Uai, mas essa seria uma fala característica do
Seu Madruga, ou do Seu Barriga, ou, até, do Kiko.
Só faltou falar: “Gentalha! Gentalha! Gentalha!”. Mas não era o sempiterno
programa humorístico infantil mexicano: era o presidente venezuelano
descarregando sua indignação contra o relatório dos EUA, que o considerou
um elemento desestabilizador na América do Sul: uma ameaça à democracia da
região... No ar, ao vivo e em cores ele chamou Bush para a briga!
Chamar para a
briga... Na Idade Média a “coisa” funcionava assim: quando dois reis
disputavam uma cidade ou propriedade, era promovida uma “justa” entre os
seus campeões. Quem vencesse selava o destino “divino” do objeto da
querela, e não se falava mais nisso, ao menos até o desafio seguinte.
Olha, até que a
idéia não é ruim; o Brasil se daria muito bem, se considerarmos a enorme
quantidade de lutadores de jiu-jitsu tupiniquins espalhados pelo planeta.

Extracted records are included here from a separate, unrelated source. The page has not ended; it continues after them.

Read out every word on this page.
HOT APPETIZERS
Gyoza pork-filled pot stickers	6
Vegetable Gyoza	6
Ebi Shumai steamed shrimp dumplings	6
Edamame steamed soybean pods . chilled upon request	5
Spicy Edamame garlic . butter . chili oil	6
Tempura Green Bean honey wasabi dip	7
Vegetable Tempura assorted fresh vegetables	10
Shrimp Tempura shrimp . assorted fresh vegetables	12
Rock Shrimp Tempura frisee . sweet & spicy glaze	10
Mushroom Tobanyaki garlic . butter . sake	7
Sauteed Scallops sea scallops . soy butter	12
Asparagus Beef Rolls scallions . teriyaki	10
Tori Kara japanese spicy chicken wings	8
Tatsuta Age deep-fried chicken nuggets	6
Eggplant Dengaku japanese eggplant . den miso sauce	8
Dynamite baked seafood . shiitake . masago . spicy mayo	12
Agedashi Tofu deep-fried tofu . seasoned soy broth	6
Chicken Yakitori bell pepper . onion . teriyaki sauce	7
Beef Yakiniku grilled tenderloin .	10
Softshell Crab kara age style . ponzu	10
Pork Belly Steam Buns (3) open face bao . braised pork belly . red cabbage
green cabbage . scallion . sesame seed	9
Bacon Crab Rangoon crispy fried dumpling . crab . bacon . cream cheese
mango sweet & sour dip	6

É isso aí: os destinos da humanidade seriam decididos em torneios de
“vale-tudo”! Mas, e se o campeão de uma das partes resolver usar o golpe
do “homem-bomba”? Não vai haver vencedor!
Caminho do diálogo
Por isso é que o
caminho do diálogo, da diplomacia e do consenso deve ser a primeira e, se
possível, a única opção; senão, teremos que chegar à triste conclusão de
que milênios de evolução intelectual não foram suficientes para nos livrar
da primitiva “lei do mais forte”.
Obviamente, Bush não
tomará conhecimento do desafio de seu desafeto. Deixará que outros setores
da “inteligência” dos EUA cuidem disso. No limite, talvez mande alguém
brigar em seu lugar, por terra, céu e mar... Ainda existe a possibilidade
do dirigente da maior economia mundial, da mais poderosa nação bélica do
mundo, com todos os seus artefatos nucleares (cuja única e “divina”

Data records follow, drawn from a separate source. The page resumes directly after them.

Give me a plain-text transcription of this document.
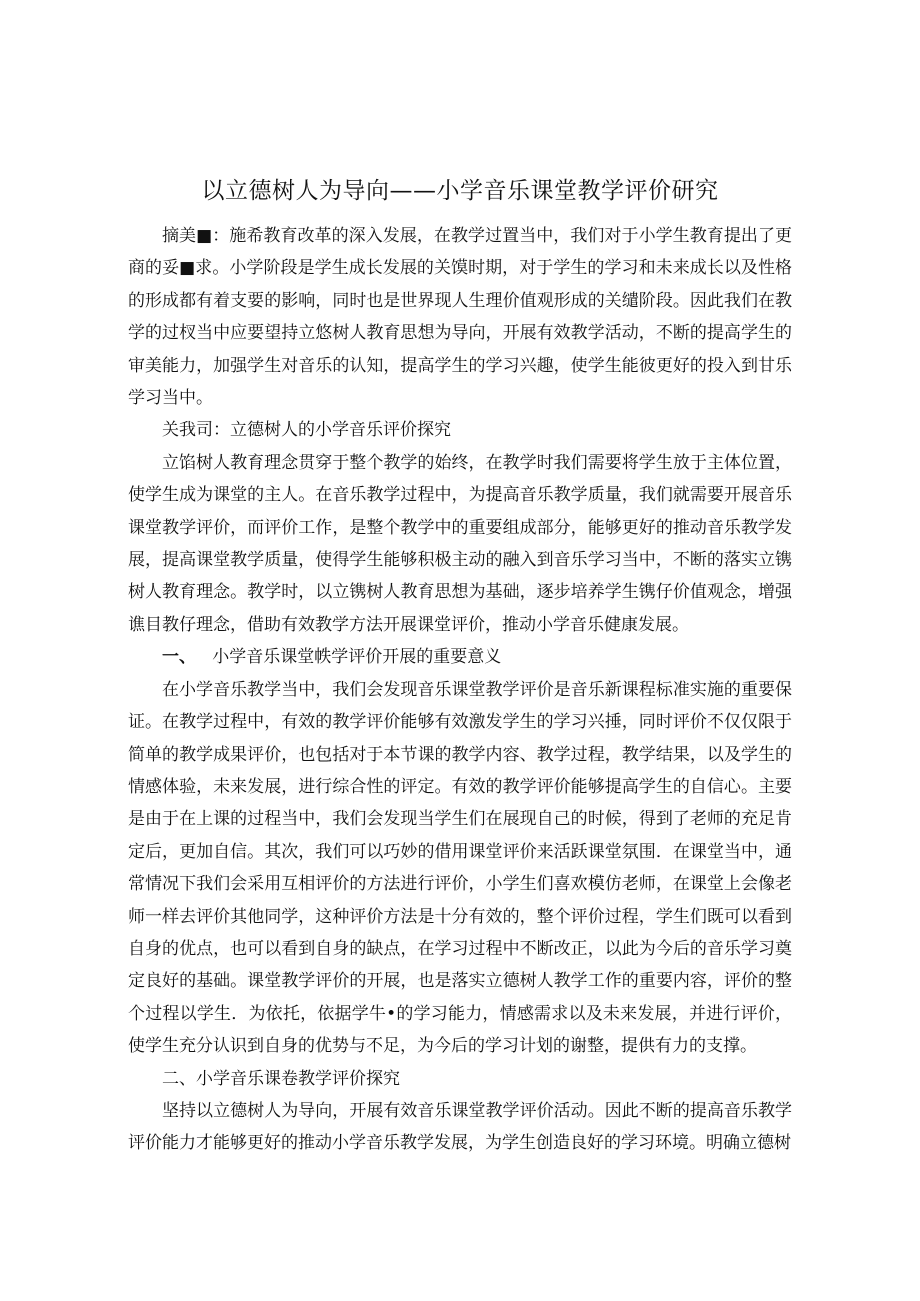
以立德树人为导向——小学音乐课堂教学评价研究

摘美■：施希教育改革的深入发展，在教学过置当中，我们对于小学生教育提出了更商的妥■求。小学阶段是学生成长发展的关馍时期，对于学生的学习和未来成长以及性格的形成都有着支要的影响，同时也是世界现人生理价值观形成的关缱阶段。因此我们在教学的过杈当中应要望持立悠树人教育思想为导向，开展有效教学活动，不断的提高学生的审美能力，加强学生对音乐的认知，提高学生的学习兴趣，使学生能彼更好的投入到甘乐学习当中。

关我司：立德树人的小学音乐评价探究

立馅树人教育理念贯穿于整个教学的始终，在教学时我们需要将学生放于主体位置，使学生成为课堂的主人。在音乐教学过程中，为提高音乐教学质量，我们就需要开展音乐课堂教学评价，而评价工作，是整个教学中的重要组成部分，能够更好的推动音乐教学发展，提高课堂教学质量，使得学生能够积极主动的融入到音乐学习当中，不断的落实立镌树人教育理念。教学时，以立镌树人教育思想为基础，逐步培养学生镌仔价值观念，增强谯目教仔理念，借助有效教学方法开展课堂评价，推动小学音乐健康发展。

一、 小学音乐课堂帙学评价开展的重要意义

在小学音乐教学当中，我们会发现音乐课堂教学评价是音乐新课程标准实施的重要保证。在教学过程中，有效的教学评价能够有效激发学生的学习兴捶，同时评价不仅仅限于简单的教学成果评价，也包括对于本节课的教学内容、教学过程，教学结果，以及学生的情感体验，未来发展，进行综合性的评定。有效的教学评价能够提高学生的自信心。主要是由于在上课的过程当中，我们会发现当学生们在展现自己的时候，得到了老师的充足肯定后，更加自信。其次，我们可以巧妙的借用课堂评价来活跃课堂氛围．在课堂当中，通常情况下我们会采用互相评价的方法进行评价，小学生们喜欢模仿老师，在课堂上会像老师一样去评价其他同学，这种评价方法是十分有效的，整个评价过程，学生们既可以看到自身的优点，也可以看到自身的缺点，在学习过程中不断改正，以此为今后的音乐学习奠定良好的基础。课堂教学评价的开展，也是落实立德树人教学工作的重要内容，评价的整个过程以学生．为依托，依据学牛•的学习能力，情感需求以及未来发展，并进行评价，使学生充分认识到自身的优势与不足，为今后的学习计划的谢整，提供有力的支撑。

二、小学音乐课卷教学评价探究

坚持以立德树人为导向，开展有效音乐课堂教学评价活动。因此不断的提高音乐教学评价能力才能够更好的推动小学音乐教学发展，为学生创造良好的学习环境。明确立德树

intenção é manter a paz no mundo), em sua resposta a
Chávez, cante com desdém pueril: “Eu tenho, você não tem!”.
De um lado e de
outro: é desse tipo de dirigentes que o mundo precisa? São eles que vão
assegurar a paz na terra no terceiro milênio?
A situação poderia
ser diferente se o interesse econômico fosse substituído por uma visão
humanística; mas, as posições dos EUA parecem bem claras (aliás, como a de
todas as potências que os antecederam): os acordos que eles assinam são
para os outros cumprirem; a paz que perseguem é a de
Wall Street; diplomacia praticada é a
do “é assim que eu quero!”; e senão for por bem, vai por mal...
Há que se romper com
esse paradigma de poder: intervencionista e violento, que tem sido
responsável por fome, medo e morte; mas, infelizmente, muitos governos se
rendem a ele, e muitos governantes se vendem a ele. Há os que se opõe, é
verdade; mas não é com fanatismo, bravatas e martírios, individuais ou
coletivos, que a ordem mundial será aprimorada. Falta-lhes pragmatismo. O
máximo que esses líderes carismáticos conseguem é colocar seus povos em
situação de risco (ora como aríetes, ora como escudos) pelo uso ilimitado
do populismo e da doutrinação, dois poderosos inibidores da racionalidade.
Discurso libertário
É difícil,
reconheço, romper com esse tipo de dominação, ou lutar contra um inimigo
que não se vê, ou do qual nem se desconfia. O discurso libertário inflama;
mas, normalmente, esconde o fascínio pelo poder, onde o bem do povo ocupa
o último lugar, a não ser nos discursos nacionalistas e religiosos. E há
tantos fatos e fatores obscuros no concerto das nações e na mente das
lideranças, que primeiras intenções sempre podem esconder segundas,
terceiras, quartas...
É verdade que o
Governo Bush, especialmente, tem se comportado, desde o primeiro mandato,
como uma “porta”! Mas, a postura do presidente venezuelano não parece ser
a melhor forma de abrí-la nem, tampouco, de
arrombá-la... Chávez ao menos foi prudente:
escolheu Bush para a sua “justa” político-pessoal. Imaginem se o desafio
fosse para o atual governador da Califórnia, Arnold
Schwarzeneeger?
Houve erro de ambas
as partes, e Chávez tem sua razão; mas, creio
que é de outro tipo de coragem que precisamos para abrir as portas de um
novo mundo!
*Escritor, engenheiro e professor universitário, autor do livro "Sobre
almas e pilhas"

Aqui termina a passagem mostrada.